In the second embodiment, when the rotational speed Ne of the traveling engine 1 matches the idling rotational speed Na, the electromagnetic clutch (Mgcl) 6 is turned off to stop the operation of the air conditioning compressor 5. , The rotational speed N of the traveling engine 1 as described above in step 130.
e is set to “0”. If it is determined in steps 110 and 140 that the running engine 1 has reached the idling rotational speed Na or higher, step 155 is executed.
And the electromagnetic clutch 6 is engaged. Furthermore, after a lapse of a predetermined time α after the driving engine 1 is stopped, the voltage Vm applied to the electric motor 7 is gradually increased to the rated voltage Vmm of the electric motor 7 by the determination in steps 265 and 255. Therefore, since the current supplied to the electric motor 7 gradually increases, it is possible to prevent the inrush current to the electric motor 7 from exceeding the rated value.

The above control will be described with reference to a timing chart shown in FIG.
Is reduced from the normal running rotation speed to the idling rotation speed Na (t1 to t2), the electromagnetic clutch 6 is turned off at the time t2, so that the compressor drive torque τ
c becomes 0. Then, the rotation speed N of the traveling engine 1
e becomes “0” (t4), and a predetermined time elapses (t4 to t4).
5) After that, the voltage Vm is applied to the electric motor 7, and this voltage Vm is gradually increased (t5 to t7), thereby preventing a rapid increase in the current Im supplied to the electric motor 7.

[0023]

As described above, according to the present invention, when the electric motor is driven after the traveling engine is stopped, the compressor capacity is gradually increased from 0 (destroke), or the compressor capacity is increased. By gradually increasing the voltage and gradually increasing the current value flowing to the electric motor, it was possible to prevent a large current from flowing suddenly to the electric motor, thereby preventing damage to the electric motor and ensuring a stable compressor. You can get the operation.

[Brief description of the drawings]

FIG. 1 is a schematic configuration diagram of an apparatus according to an embodiment of the present invention.

FIG. 2 is a flowchart illustrating hybrid compressor control according to the first embodiment of the present invention.

FIG. 3 is a timing chart illustrating hybrid compressor control according to the first embodiment of the present invention.
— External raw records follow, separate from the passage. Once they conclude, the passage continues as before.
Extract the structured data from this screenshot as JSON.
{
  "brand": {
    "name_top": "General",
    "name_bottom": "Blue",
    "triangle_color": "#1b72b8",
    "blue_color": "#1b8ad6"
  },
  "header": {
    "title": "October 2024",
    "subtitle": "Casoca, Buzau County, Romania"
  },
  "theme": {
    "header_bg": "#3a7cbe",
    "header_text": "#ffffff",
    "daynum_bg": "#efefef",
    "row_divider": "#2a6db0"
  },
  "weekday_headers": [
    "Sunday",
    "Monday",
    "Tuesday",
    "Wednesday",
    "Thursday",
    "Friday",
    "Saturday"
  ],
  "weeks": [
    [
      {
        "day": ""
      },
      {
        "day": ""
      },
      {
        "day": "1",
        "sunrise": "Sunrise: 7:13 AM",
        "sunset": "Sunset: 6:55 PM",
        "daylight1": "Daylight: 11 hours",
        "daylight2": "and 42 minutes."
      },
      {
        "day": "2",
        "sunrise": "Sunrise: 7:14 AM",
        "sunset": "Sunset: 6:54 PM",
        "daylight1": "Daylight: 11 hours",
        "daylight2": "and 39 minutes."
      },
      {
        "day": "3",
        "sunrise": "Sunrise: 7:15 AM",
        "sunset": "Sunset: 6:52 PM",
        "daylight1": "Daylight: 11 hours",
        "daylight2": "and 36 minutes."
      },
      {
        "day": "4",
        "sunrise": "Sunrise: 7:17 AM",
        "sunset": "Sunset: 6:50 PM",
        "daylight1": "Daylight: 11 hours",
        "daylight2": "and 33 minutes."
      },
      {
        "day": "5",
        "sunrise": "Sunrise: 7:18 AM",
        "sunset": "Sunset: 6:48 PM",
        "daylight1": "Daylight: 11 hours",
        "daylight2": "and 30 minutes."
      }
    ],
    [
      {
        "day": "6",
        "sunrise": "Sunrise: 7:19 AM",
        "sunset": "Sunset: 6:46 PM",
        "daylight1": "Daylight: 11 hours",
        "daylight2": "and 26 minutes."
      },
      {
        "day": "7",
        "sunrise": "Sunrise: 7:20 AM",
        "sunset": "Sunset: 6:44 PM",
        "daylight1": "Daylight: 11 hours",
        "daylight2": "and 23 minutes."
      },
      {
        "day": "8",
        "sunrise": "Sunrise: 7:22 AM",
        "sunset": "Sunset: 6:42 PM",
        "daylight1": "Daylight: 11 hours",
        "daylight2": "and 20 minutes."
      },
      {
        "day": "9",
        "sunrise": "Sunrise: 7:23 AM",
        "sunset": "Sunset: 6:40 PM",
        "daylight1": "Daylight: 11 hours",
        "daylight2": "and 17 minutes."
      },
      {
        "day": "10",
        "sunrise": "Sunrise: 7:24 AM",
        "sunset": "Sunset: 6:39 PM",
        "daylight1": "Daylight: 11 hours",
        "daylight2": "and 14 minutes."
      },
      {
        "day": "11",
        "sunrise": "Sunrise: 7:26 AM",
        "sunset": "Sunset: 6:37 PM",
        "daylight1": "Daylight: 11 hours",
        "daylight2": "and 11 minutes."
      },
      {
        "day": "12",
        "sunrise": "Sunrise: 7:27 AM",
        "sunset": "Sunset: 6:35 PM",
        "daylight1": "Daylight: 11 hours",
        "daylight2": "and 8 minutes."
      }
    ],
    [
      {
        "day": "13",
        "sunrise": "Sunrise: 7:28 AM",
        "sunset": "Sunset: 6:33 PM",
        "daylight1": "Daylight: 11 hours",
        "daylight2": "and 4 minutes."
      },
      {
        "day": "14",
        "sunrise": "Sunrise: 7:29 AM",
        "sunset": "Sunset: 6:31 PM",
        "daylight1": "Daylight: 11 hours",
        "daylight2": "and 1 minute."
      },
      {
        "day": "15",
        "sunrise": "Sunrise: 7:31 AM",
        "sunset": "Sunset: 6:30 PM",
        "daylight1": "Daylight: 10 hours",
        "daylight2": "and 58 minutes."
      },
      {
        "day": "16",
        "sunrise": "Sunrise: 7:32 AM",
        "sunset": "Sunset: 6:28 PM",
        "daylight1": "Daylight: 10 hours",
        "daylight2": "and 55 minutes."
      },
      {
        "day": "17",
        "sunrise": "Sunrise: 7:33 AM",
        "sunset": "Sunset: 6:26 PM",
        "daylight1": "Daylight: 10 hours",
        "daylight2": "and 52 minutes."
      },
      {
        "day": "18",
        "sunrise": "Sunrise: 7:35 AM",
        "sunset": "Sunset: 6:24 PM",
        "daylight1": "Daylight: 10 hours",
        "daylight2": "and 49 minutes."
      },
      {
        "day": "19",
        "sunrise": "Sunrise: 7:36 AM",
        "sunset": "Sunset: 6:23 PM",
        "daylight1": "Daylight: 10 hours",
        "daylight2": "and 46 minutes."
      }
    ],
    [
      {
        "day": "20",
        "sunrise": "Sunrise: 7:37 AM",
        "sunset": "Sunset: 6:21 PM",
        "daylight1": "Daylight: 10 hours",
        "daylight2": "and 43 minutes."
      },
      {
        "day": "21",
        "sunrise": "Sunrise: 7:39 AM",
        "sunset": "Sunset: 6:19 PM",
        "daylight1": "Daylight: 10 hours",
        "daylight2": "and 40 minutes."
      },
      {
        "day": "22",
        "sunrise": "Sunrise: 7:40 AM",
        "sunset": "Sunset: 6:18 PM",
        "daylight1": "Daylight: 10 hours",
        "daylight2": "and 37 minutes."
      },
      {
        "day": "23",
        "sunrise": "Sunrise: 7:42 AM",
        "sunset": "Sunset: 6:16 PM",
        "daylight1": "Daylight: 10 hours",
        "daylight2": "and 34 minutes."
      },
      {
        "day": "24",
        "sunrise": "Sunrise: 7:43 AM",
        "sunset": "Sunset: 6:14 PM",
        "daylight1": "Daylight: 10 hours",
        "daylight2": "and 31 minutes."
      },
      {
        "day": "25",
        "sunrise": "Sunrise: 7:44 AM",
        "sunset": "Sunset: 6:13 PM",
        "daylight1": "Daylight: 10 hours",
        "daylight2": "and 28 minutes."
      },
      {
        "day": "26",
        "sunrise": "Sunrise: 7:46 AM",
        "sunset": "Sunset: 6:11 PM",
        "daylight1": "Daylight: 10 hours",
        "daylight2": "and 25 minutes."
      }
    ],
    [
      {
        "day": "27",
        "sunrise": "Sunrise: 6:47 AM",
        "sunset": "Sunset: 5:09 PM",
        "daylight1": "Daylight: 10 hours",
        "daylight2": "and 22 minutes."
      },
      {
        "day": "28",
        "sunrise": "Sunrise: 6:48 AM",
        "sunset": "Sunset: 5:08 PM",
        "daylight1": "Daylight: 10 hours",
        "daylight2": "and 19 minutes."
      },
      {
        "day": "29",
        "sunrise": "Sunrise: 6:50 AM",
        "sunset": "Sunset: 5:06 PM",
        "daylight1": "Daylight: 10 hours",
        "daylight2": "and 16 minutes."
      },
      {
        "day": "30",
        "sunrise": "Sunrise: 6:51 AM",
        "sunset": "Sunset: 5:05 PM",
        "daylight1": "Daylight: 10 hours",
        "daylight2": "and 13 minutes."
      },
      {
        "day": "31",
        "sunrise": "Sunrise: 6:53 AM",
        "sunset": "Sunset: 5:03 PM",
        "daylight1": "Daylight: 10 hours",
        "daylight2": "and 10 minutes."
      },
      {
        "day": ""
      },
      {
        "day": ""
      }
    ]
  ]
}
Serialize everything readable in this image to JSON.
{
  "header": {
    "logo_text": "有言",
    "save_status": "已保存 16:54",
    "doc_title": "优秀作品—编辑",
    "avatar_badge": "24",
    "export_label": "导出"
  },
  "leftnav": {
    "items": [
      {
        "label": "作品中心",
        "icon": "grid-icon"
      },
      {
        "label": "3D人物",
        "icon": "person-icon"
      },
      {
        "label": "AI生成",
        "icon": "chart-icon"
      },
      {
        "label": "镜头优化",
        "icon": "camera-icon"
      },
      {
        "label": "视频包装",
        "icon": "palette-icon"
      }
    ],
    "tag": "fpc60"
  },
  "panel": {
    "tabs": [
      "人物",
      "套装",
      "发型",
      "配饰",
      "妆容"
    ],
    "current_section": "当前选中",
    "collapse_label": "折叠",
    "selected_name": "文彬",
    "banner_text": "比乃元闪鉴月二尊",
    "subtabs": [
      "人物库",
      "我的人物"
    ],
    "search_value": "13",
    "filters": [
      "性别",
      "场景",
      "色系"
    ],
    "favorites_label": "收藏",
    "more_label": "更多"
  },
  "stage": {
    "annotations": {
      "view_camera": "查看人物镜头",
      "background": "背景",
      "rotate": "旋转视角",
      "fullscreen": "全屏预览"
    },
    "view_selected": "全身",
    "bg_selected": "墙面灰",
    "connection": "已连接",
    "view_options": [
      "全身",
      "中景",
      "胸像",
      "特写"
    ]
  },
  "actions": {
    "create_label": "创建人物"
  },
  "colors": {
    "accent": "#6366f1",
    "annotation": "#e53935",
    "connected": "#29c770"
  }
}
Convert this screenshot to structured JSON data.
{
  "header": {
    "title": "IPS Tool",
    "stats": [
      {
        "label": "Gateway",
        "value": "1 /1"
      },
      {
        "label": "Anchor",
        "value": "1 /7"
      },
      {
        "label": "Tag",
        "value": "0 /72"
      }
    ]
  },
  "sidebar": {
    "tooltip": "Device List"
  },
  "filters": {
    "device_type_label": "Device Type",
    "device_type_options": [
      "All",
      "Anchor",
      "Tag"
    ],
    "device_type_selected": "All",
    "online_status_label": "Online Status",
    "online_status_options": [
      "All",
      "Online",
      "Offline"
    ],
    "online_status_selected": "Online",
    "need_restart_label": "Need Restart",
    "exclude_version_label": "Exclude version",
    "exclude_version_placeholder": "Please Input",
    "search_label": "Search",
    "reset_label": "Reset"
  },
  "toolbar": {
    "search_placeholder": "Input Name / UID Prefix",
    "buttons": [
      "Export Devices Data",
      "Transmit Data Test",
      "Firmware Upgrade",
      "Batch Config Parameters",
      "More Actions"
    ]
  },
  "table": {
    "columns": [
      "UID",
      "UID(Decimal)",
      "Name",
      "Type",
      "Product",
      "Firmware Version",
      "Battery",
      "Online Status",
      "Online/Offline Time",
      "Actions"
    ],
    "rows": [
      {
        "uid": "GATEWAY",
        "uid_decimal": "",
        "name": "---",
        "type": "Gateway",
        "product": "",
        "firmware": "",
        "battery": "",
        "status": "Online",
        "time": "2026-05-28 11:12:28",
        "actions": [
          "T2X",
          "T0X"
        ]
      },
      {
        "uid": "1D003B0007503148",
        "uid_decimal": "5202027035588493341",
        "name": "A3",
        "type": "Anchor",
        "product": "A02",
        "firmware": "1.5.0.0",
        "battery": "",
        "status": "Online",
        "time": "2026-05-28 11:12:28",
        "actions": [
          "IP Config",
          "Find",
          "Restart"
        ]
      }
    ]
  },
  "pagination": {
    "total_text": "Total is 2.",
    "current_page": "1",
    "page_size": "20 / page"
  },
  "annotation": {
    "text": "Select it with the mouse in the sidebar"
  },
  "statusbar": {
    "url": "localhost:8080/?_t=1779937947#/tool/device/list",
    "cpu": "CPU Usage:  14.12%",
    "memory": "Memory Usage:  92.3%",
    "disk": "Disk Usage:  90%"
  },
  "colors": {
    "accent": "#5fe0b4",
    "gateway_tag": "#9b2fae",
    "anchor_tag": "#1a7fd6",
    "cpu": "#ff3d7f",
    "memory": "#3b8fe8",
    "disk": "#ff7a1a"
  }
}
FIG. 4 is a flowchart illustrating hybrid compressor control according to a second embodiment of the present invention.

FIG. 5 is a timing chart showing hybrid compressor control according to a second embodiment of the present invention.

[Explanation of symbols]

 DESCRIPTION OF SYMBOLS 1 Running engine 5 Air-conditioning compressor 6 Electromagnetic clutch 7 Electric motor 8 Variable capacity mechanism 20 Control unit

Claims (3)

[Claims] 1. A hybrid compressor driven by the electric motor when the driving engine is stopped, wherein at least a driving engine and an electric motor are selected as drive sources, and an overload current at the time of starting the electric motor is prevented. A hybrid compressor control device comprising overload current prevention means. 2. The hybrid compressor according to claim 1, further comprising a variable displacement mechanism, wherein the overload current preventing means gradually increases a discharge capacity of the compressor from zero or a minimum capacity when the electric motor is started. The hybrid compressor control device according to claim 1, wherein 3. The hybrid compressor according to claim 1, wherein the hybrid compressor is a fixed displacement compressor, and wherein the overload current prevention means gradually increases a supply voltage to the electric motor from zero when the electric motor is started. The hybrid compressor control device according to claim 1.